How Women Can Get the Pay Raises Men Do

Business people writing notes on whiteboard
Business people writing notes on whiteboard
Photograph by Hero Images via Getty Images

The Leadership Insiders network is an online community where the most thoughtful and influential people in business contribute answers to timely questions about careers and leadership. Today’s answer to the question, “How do you ask for a raise?” is written by Cat Lincoln, CEO and founder of Clever.

Research shows that men are more likely to be successful in talking themselves into a higher salary than women are. The reluctance of female employees to advocate for themselves is often the difference between climbing the career ladder at a healthy pace and not climbing it at all.

I can tell you that in my years of hiring hundreds of employees, 100% of the men I’ve hired have negotiated something—money, time off, and in the case of an unpaid intern, access to food. Yes, even the unpaid intern negotiated his “salary.”

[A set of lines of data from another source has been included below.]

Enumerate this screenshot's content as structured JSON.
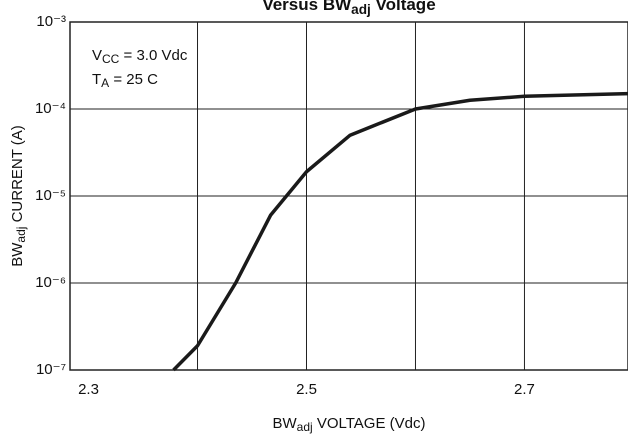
{
  "chart_data": {
    "type": "line",
    "title": [
      {
        "text": "Versus BW"
      },
      {
        "text": "adj",
        "sub": true
      },
      {
        "text": " Voltage"
      }
    ],
    "xlabel": [
      {
        "text": "BW"
      },
      {
        "text": "adj",
        "sub": true
      },
      {
        "text": " VOLTAGE (Vdc)"
      }
    ],
    "ylabel": [
      {
        "text": "BW"
      },
      {
        "text": "adj",
        "sub": true
      },
      {
        "text": " CURRENT (A)"
      }
    ],
    "annotations": [
      [
        {
          "text": "V"
        },
        {
          "text": "CC",
          "sub": true
        },
        {
          "text": " = 3.0 Vdc"
        }
      ],
      [
        {
          "text": "T"
        },
        {
          "text": "A",
          "sub": true
        },
        {
          "text": " = 25  C"
        }
      ]
    ],
    "x": [
      2.378,
      2.4,
      2.435,
      2.467,
      2.5,
      2.54,
      2.6,
      2.65,
      2.7,
      2.795
    ],
    "series": [
      {
        "color": "#1a1a1a",
        "values": [
          1e-07,
          1.9e-07,
          1e-06,
          6e-06,
          1.9e-05,
          5e-05,
          0.0001,
          0.000126,
          0.00014,
          0.00015
        ]
      }
    ],
    "xlim": [
      2.283,
      2.795
    ],
    "ylim": [
      1e-07,
      0.001
    ],
    "xticks": [
      2.3,
      2.5,
      2.7
    ],
    "xgrid": [
      2.4,
      2.5,
      2.6,
      2.7
    ],
    "yticks": [
      {
        "value": 1e-07,
        "label": "10⁻⁷"
      },
      {
        "value": 1e-06,
        "label": "10⁻⁶"
      },
      {
        "value": 1e-05,
        "label": "10⁻⁵"
      },
      {
        "value": 0.0001,
        "label": "10⁻⁴"
      },
      {
        "value": 0.001,
        "label": "10⁻³"
      }
    ],
    "log_y": true,
    "grid": true
  }
}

By failing to negotiate salary, promotions, and other advancement opportunities that men commonly and aggressively pursue, we’re not putting our mouths where the money is.

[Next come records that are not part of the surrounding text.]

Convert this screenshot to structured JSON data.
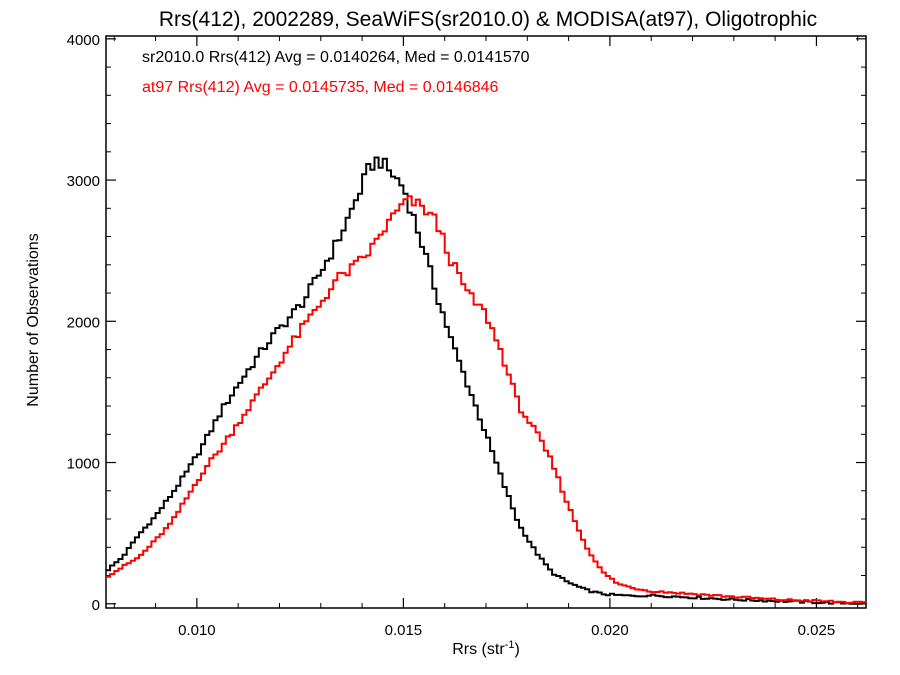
{
  "chart_data": {
    "type": "line",
    "title": "Rrs(412), 2002289, SeaWiFS(sr2010.0) & MODISA(at97), Oligotrophic",
    "xlabel_base": "Rrs (str",
    "xlabel_sup": "-1",
    "xlabel_tail": ")",
    "ylabel": "Number of Observations",
    "xlim": [
      0.0078,
      0.0262
    ],
    "ylim": [
      -30,
      4020
    ],
    "xticks": [
      0.01,
      0.015,
      0.02,
      0.025
    ],
    "xtick_labels": [
      "0.010",
      "0.015",
      "0.020",
      "0.025"
    ],
    "yticks": [
      0,
      1000,
      2000,
      3000,
      4000
    ],
    "ytick_labels": [
      "0",
      "1000",
      "2000",
      "3000",
      "4000"
    ],
    "legend_placement": "top-left",
    "grid": false,
    "series": [
      {
        "name": "sr2010.0",
        "legend": "sr2010.0 Rrs(412) Avg = 0.0140264, Med = 0.0141570",
        "color": "#000000",
        "x": [
          0.0078,
          0.0082,
          0.0086,
          0.009,
          0.0094,
          0.0098,
          0.0102,
          0.0106,
          0.011,
          0.0114,
          0.0118,
          0.0122,
          0.0126,
          0.013,
          0.0134,
          0.0138,
          0.0142,
          0.0144,
          0.0146,
          0.0148,
          0.015,
          0.0154,
          0.0158,
          0.0162,
          0.0166,
          0.017,
          0.0174,
          0.0178,
          0.0182,
          0.0186,
          0.019,
          0.0194,
          0.0198,
          0.0202,
          0.0206,
          0.021,
          0.022,
          0.023,
          0.024,
          0.025,
          0.0262
        ],
        "y": [
          230,
          330,
          490,
          620,
          780,
          950,
          1150,
          1370,
          1550,
          1720,
          1880,
          2010,
          2150,
          2350,
          2560,
          2820,
          3100,
          3150,
          3080,
          3020,
          2950,
          2600,
          2200,
          1830,
          1520,
          1200,
          870,
          560,
          370,
          220,
          150,
          100,
          70,
          60,
          55,
          60,
          45,
          30,
          20,
          10,
          0
        ]
      },
      {
        "name": "at97",
        "legend": "at97 Rrs(412) Avg = 0.0145735, Med = 0.0146846",
        "color": "#ff0000",
        "x": [
          0.0078,
          0.0082,
          0.0086,
          0.009,
          0.0094,
          0.0098,
          0.0102,
          0.0106,
          0.011,
          0.0114,
          0.0118,
          0.0122,
          0.0126,
          0.013,
          0.0134,
          0.0138,
          0.0142,
          0.0146,
          0.015,
          0.0152,
          0.0154,
          0.0156,
          0.0158,
          0.0162,
          0.0166,
          0.017,
          0.0174,
          0.0178,
          0.0182,
          0.0186,
          0.019,
          0.0194,
          0.0198,
          0.0202,
          0.0206,
          0.021,
          0.022,
          0.023,
          0.024,
          0.025,
          0.0262
        ],
        "y": [
          190,
          260,
          330,
          450,
          580,
          770,
          960,
          1110,
          1280,
          1450,
          1620,
          1800,
          1970,
          2130,
          2300,
          2380,
          2500,
          2680,
          2830,
          2850,
          2810,
          2780,
          2700,
          2400,
          2180,
          2050,
          1760,
          1400,
          1220,
          1000,
          690,
          420,
          230,
          140,
          110,
          90,
          70,
          50,
          30,
          20,
          5
        ]
      }
    ]
  }
}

Here’s how women should approach negotiating:

Don’t be afraid to rock the boat
Women are often perceived as greedy and demanding when trying to negotiate—an attribute rarely ascribed to men. Talking about money is emotional. Add in the general shame around talking about money at all, and there’s a pervasive sense of guilt, whether you make the ask or don’t. But what you must realize is that negotiating about compensation is not only appropriate, but expected. Remove the guilt and find data to justify what you’re asking for.

See also: Don’t Ever Just Wait For a Raise

Do your homework
Level the “information battleground” and check out Salary.com and Payscale.com to see how people with similar skills, education, and experience fare up, both nationwide and in your city. Women are taught to communicate in non-confrontational ways (not that asking for a raise is confrontational, but it can feel like it), and rarely encouraged to consider their contributions in terms of financial value.

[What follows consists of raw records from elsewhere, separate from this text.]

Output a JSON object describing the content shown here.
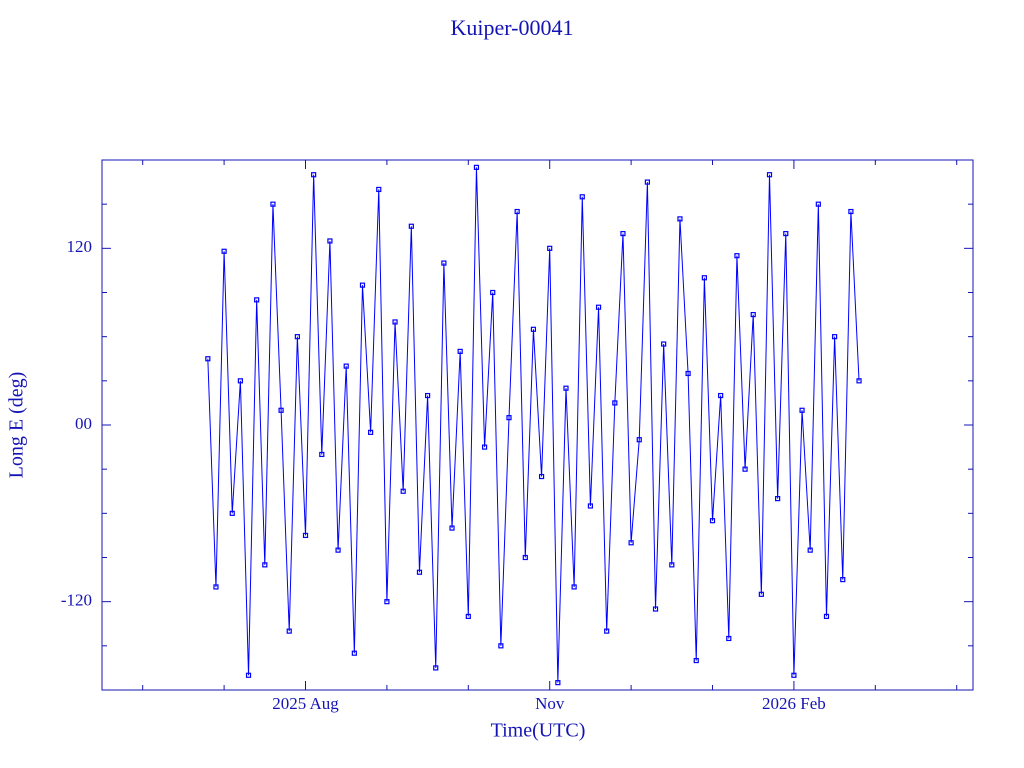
{
  "chart_data": {
    "type": "line",
    "title": "Kuiper-00041",
    "x_label": "Time(UTC)",
    "y_label": "Long E (deg)",
    "color": "#0000ff",
    "axis_color": "#1414b4",
    "xlim": [
      4.5,
      15.2
    ],
    "ylim": [
      -180,
      180
    ],
    "xticks": [
      {
        "value": 7,
        "label": "2025 Aug"
      },
      {
        "value": 10,
        "label": "Nov"
      },
      {
        "value": 13,
        "label": "2026 Feb"
      }
    ],
    "xminorticks": [
      5,
      6,
      8,
      9,
      11,
      12,
      14,
      15
    ],
    "yticks": [
      {
        "value": -120,
        "label": "-120"
      },
      {
        "value": 0,
        "label": "00"
      },
      {
        "value": 120,
        "label": "120"
      }
    ],
    "yminorticks": [
      -150,
      -90,
      -60,
      -30,
      30,
      60,
      90,
      150
    ],
    "x": [
      5.8,
      5.9,
      6.0,
      6.1,
      6.2,
      6.3,
      6.4,
      6.5,
      6.6,
      6.7,
      6.8,
      6.9,
      7.0,
      7.1,
      7.2,
      7.3,
      7.4,
      7.5,
      7.6,
      7.7,
      7.8,
      7.9,
      8.0,
      8.1,
      8.2,
      8.3,
      8.4,
      8.5,
      8.6,
      8.7,
      8.8,
      8.9,
      9.0,
      9.1,
      9.2,
      9.3,
      9.4,
      9.5,
      9.6,
      9.7,
      9.8,
      9.9,
      10.0,
      10.1,
      10.2,
      10.3,
      10.4,
      10.5,
      10.6,
      10.7,
      10.8,
      10.9,
      11.0,
      11.1,
      11.2,
      11.3,
      11.4,
      11.5,
      11.6,
      11.7,
      11.8,
      11.9,
      12.0,
      12.1,
      12.2,
      12.3,
      12.4,
      12.5,
      12.6,
      12.7,
      12.8,
      12.9,
      13.0,
      13.1,
      13.2,
      13.3,
      13.4,
      13.5,
      13.6,
      13.7,
      13.8
    ],
    "values": [
      45,
      -110,
      118,
      -60,
      30,
      -170,
      85,
      -95,
      150,
      10,
      -140,
      60,
      -75,
      170,
      -20,
      125,
      -85,
      40,
      -155,
      95,
      -5,
      160,
      -120,
      70,
      -45,
      135,
      -100,
      20,
      -165,
      110,
      -70,
      50,
      -130,
      175,
      -15,
      90,
      -150,
      5,
      145,
      -90,
      65,
      -35,
      120,
      -175,
      25,
      -110,
      155,
      -55,
      80,
      -140,
      15,
      130,
      -80,
      -10,
      165,
      -125,
      55,
      -95,
      140,
      35,
      -160,
      100,
      -65,
      20,
      -145,
      115,
      -30,
      75,
      -115,
      170,
      -50,
      130,
      -170,
      10,
      -85,
      150,
      -130,
      60,
      -105,
      145,
      30
    ]
  }
}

Role-play with a trusted colleague
There’s a myth that women aren’t supportive of other women, but I’ve found the opposite is the case. I was fortunate enough to have three powerful mentors at different stages of my career who put their political capital on the line time and again for my colleagues and me. The good news is that we have an opportunity to engage in self-perpetuating activity: the more women in powerful, high-paying roles, the more women we’ll see in powerful, high-paying roles.

 

Make it factual, not emotional
At my company, we teach all employees to have the conversation with their supervisors by framing the ask in terms of the value she brings to the organization, reinforcing the concept that her contributions are valuable. We teach her to detail specific milestones that demonstrate that value and make it tangible for her supervisor. These conversations are scary and emotional, and very few of us have ever said the words, “I’d like to talk to you about my compensation” out loud. But when you work through the fear, you realize it’s just a factual conversation. It feels a little awkward, but this is for money. It’s worth feeling a little self-conscious to practice and get it right.

I am always acutely aware of how vulnerable and scary it can be to take a leap of faith and declare your value. However, I believe it is my responsibility as a leader to be supportive as my female employees take ownership of their achievements and ask for what they’re worth—and then to put my money where my mouth is. It’s my favorite part of my job.